Now most partitions are not looked at (never executed). But how can one affect the order of partition (e.g. begin with
theoldest)? 

Sorry for asking the same thing thrice. I just need to understand this one.  :)


Kind regards,

Kim

Re: LIMIT on partitioned-table!?

От
Marti Raudsepp
Дата:
On Tue, Feb 15, 2011 at 21:33, Kim A. Brandt <kimabrandt@gmx.de> wrote:
> removing the ORDER BY worked. But I am afraid to ask this. How can I order
> by partition? It seams that the planner has picked a random(!?) order of
> partition to select from. The returned records, from the selected partition,
> are correctly sorted bythe index though.

If a single query accesses more than one partition, PostgreSQL
currently cannot read the values in index-sorted order. Hence with
ORDER BY and LIMIT, PostgreSQL cannot return *any* results before it
has read all matching rows and then sorted them. Adding a LIMIT
doesn't help much.

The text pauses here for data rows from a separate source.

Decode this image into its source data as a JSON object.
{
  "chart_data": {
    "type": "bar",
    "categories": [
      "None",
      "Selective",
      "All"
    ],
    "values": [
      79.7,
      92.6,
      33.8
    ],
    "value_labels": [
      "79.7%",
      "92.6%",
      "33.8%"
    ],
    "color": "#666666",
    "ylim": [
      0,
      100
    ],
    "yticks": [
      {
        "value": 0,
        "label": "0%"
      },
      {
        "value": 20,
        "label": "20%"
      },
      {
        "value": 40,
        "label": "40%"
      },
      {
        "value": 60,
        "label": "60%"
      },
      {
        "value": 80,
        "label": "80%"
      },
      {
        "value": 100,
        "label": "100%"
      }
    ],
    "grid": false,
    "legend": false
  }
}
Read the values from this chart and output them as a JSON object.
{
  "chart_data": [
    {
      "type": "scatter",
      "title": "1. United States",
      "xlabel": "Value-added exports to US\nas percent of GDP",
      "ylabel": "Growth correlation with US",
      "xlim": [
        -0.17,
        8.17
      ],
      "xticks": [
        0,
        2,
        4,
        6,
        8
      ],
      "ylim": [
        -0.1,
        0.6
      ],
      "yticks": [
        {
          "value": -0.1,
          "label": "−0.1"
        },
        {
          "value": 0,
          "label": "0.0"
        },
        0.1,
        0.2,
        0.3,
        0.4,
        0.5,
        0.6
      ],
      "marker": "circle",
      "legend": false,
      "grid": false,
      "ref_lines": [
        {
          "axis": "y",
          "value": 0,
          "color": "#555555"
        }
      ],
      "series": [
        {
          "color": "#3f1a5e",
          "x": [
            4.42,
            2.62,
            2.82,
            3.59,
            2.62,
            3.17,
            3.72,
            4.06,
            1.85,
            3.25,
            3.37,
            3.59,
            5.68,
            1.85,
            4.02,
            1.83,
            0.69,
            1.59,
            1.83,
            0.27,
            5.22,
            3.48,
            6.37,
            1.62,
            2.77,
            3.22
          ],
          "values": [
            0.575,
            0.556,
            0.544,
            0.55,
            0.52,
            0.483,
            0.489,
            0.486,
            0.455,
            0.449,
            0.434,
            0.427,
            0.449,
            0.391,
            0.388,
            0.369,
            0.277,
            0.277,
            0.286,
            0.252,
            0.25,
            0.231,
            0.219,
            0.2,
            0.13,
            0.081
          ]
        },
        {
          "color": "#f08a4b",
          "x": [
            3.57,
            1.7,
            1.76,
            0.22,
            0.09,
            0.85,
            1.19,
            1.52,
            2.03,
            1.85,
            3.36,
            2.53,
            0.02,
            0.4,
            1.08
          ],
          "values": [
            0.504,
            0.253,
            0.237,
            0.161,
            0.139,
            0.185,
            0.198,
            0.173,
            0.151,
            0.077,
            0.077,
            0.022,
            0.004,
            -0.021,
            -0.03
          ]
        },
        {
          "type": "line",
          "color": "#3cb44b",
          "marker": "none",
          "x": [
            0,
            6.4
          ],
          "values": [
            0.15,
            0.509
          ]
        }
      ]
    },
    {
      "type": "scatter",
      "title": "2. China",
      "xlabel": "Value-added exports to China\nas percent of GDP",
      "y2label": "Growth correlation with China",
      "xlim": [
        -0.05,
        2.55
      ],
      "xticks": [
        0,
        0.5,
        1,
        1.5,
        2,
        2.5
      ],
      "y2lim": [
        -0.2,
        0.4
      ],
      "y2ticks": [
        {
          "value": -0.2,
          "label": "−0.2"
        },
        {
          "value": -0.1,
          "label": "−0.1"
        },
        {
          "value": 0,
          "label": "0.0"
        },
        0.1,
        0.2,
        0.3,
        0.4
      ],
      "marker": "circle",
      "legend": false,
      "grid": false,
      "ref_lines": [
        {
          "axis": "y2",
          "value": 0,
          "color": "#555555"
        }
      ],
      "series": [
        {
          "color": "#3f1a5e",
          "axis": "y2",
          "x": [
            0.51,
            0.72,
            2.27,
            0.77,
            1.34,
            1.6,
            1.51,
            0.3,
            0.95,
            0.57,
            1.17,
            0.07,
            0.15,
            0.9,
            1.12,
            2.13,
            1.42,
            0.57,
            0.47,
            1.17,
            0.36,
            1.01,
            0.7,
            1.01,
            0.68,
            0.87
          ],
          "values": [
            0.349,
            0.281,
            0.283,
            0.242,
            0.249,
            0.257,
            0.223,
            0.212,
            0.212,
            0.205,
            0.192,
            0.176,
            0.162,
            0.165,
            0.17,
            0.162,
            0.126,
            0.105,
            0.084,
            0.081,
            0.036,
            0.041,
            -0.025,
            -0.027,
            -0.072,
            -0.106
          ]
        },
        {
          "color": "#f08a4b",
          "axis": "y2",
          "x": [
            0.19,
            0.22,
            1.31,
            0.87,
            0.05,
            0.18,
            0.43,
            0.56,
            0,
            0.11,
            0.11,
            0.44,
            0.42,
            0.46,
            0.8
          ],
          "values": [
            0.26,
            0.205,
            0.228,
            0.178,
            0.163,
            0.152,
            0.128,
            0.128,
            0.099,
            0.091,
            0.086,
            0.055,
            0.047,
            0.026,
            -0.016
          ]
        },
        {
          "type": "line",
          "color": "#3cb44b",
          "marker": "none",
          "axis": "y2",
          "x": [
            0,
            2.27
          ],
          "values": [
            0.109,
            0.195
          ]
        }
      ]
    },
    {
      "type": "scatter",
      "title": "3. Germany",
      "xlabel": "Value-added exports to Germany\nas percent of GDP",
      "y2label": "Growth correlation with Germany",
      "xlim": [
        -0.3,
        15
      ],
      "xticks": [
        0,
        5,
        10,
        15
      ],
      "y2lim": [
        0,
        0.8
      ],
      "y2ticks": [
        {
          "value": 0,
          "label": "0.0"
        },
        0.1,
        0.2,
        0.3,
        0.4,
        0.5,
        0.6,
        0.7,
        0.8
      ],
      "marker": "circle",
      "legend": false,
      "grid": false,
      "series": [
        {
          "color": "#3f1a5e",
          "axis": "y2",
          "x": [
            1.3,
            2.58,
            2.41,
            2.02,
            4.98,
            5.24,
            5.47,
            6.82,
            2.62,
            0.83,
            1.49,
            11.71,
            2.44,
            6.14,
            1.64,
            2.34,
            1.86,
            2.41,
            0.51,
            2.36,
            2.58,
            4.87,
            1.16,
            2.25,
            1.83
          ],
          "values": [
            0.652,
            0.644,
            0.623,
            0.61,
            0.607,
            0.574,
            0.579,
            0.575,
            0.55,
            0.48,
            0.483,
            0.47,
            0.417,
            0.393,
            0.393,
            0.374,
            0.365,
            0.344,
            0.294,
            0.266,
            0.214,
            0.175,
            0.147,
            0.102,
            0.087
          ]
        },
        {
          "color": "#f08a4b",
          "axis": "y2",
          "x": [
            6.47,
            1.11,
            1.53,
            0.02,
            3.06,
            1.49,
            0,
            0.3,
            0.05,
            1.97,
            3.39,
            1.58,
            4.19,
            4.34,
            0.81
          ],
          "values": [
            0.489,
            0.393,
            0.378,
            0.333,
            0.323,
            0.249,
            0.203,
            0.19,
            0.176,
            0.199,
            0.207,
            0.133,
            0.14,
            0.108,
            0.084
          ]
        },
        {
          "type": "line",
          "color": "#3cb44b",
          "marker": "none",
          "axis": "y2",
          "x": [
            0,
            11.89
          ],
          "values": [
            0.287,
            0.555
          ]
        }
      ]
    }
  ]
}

Your only bet is to reduce the number of matched
rows, or make sure that you only access a single partition.

Increasing work_mem may speed up the sort step if you're hitting the
disk (EXPLAIN ANALYZE VERBOSE will tell you whether that's the case).

This will change in PostgreSQL 9.1 which has a new Merge Append plan node.

Regards,
Marti

Re: LIMIT on partitioned-table!?

От
"Kim A. Brandt"
Дата:
Thank you Marti,

I will go with the ``reduced number of matched rows'' and naturally be waiting for postgres 9.1 expectantly.


Kind regards,

Kim



On 2011-02-15 22:13, Marti Raudsepp wrote:
> On Tue, Feb 15, 2011 at 21:33, Kim A. Brandt<kimabrandt@gmx.de>  wrote:
>> removing the ORDER BY worked. But I am afraid to ask this. How can I order
>> by partition? It seams that the planner has picked a random(!?) order of
>> partition to select from. The returned records, from the selected partition,
>> are correctly sorted bythe index though.
>
> If a single query accesses more than one partition, PostgreSQL
> currently cannot read the values in index-sorted order. Hence with
> ORDER BY and LIMIT, PostgreSQL cannot return *any* results before it
> has read all matching rows and then sorted them. Adding a LIMIT
> doesn't help much. Your only bet is to reduce the number of matched
> rows, or make sure that you only access a single partition.
>
> Increasing work_mem may speed up the sort step if you're hitting the
> disk (EXPLAIN ANALYZE VERBOSE will tell you whether that's the case).
>
> This will change in PostgreSQL 9.1 which has a new Merge Append plan node.
>
> Regards,
> Marti